I would have sent you a new one just for being emotionally vulnerable. That takes trust.... and 1 inch balls gone walkabout. I have a similar connection to my zen balls. I don't gots no zen with only one ball. No ying, just yang.


----------



## All Buns Glazing (Apr 22, 2012)

Yes!


----------



## lightgeoduck (Apr 3, 2011)

All Buns Glazing said:


> Yes!


You know I am amazed that I found it,, but your suggestion would have been a cool way to recover... It would have been neet to have a framed steel ball signed by members of the forum.

LGD


----------



## Imperial (Feb 9, 2011)

this post had it all - drama, intrigue, mystery, a story of a lost love,sorrow, depression, journey to find the lost artifact , a steel ball , LGD getting his groove back , rainbows and unicorns, a balless wonder no more , completion .


----------



## GrayWolf (May 14, 2012)

LGD, congrats on finding your ball.

Now that you have it back, I have a couple of suggestions:
1. tie a string around it and tie it to your wrist...that way you will be able to find it if it gets away again.

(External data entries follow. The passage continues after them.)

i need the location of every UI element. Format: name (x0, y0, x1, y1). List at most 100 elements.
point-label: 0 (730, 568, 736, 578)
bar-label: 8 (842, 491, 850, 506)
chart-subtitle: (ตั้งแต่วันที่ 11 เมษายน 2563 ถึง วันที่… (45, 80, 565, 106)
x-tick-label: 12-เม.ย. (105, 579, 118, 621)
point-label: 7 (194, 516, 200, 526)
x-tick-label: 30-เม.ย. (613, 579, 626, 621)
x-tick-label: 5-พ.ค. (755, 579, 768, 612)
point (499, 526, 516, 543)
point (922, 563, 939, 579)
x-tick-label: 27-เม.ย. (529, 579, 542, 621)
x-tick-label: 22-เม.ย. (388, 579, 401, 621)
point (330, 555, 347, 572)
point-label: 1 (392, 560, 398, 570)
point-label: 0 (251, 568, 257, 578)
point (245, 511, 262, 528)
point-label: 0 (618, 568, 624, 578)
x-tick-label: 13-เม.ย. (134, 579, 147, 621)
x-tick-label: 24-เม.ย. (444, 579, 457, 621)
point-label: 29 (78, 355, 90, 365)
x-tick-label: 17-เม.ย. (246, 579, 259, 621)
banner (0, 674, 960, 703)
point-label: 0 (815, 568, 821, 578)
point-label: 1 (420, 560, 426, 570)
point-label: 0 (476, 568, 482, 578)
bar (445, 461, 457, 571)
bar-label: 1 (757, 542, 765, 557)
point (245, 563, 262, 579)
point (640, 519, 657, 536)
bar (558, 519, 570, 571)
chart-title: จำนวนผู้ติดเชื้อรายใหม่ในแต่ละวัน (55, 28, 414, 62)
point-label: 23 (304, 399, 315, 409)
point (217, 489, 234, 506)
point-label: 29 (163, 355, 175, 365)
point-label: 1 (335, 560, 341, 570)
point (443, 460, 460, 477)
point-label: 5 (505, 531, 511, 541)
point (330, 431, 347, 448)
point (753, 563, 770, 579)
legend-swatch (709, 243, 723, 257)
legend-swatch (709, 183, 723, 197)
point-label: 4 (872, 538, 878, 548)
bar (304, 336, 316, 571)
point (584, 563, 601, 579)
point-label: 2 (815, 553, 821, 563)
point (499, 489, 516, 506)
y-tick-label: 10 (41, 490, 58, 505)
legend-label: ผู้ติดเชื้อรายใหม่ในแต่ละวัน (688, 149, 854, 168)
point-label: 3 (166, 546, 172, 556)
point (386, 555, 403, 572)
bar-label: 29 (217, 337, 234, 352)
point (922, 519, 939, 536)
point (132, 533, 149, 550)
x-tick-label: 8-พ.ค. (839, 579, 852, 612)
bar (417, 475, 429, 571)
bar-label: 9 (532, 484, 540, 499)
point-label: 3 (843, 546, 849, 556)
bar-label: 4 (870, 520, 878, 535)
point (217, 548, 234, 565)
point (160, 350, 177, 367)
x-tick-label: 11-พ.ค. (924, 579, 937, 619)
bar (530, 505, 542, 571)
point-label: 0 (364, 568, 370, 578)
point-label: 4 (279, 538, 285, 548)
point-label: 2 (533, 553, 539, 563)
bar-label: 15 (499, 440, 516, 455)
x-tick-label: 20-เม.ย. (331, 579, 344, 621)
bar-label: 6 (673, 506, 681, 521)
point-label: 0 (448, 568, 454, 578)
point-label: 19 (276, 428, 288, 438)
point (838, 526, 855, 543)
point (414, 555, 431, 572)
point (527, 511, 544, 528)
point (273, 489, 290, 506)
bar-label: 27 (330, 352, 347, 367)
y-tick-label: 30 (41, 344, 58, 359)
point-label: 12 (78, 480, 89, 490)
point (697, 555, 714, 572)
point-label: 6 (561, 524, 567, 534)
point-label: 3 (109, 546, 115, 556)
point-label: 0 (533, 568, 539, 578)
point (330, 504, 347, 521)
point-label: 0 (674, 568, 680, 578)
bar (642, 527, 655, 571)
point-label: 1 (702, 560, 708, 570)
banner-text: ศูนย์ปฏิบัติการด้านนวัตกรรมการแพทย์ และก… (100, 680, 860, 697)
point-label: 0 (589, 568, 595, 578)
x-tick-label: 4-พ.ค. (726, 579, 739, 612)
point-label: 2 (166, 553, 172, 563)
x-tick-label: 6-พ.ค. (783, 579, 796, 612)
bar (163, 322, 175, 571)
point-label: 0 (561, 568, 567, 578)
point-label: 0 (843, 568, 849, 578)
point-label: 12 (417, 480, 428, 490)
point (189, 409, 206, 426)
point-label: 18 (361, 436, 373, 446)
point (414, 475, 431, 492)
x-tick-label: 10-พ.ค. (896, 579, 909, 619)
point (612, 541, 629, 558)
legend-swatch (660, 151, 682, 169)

Kind of like a ballon and a kid.
2. when your wife gets back home, have her put it in her purse for safe keeping. I hear most married men keep them there. I will have to ask my wife if that's where mine are...I haven't seen them for a long time and she says I'm happier this way.









All kidding aside, I'm glad you got your balance back. Now lets see a video of that thing going through a can!!


----------



## D.Nelson (Feb 20, 2014)

I atleast need to see a picture of this famed 1 inch steel ball!


----------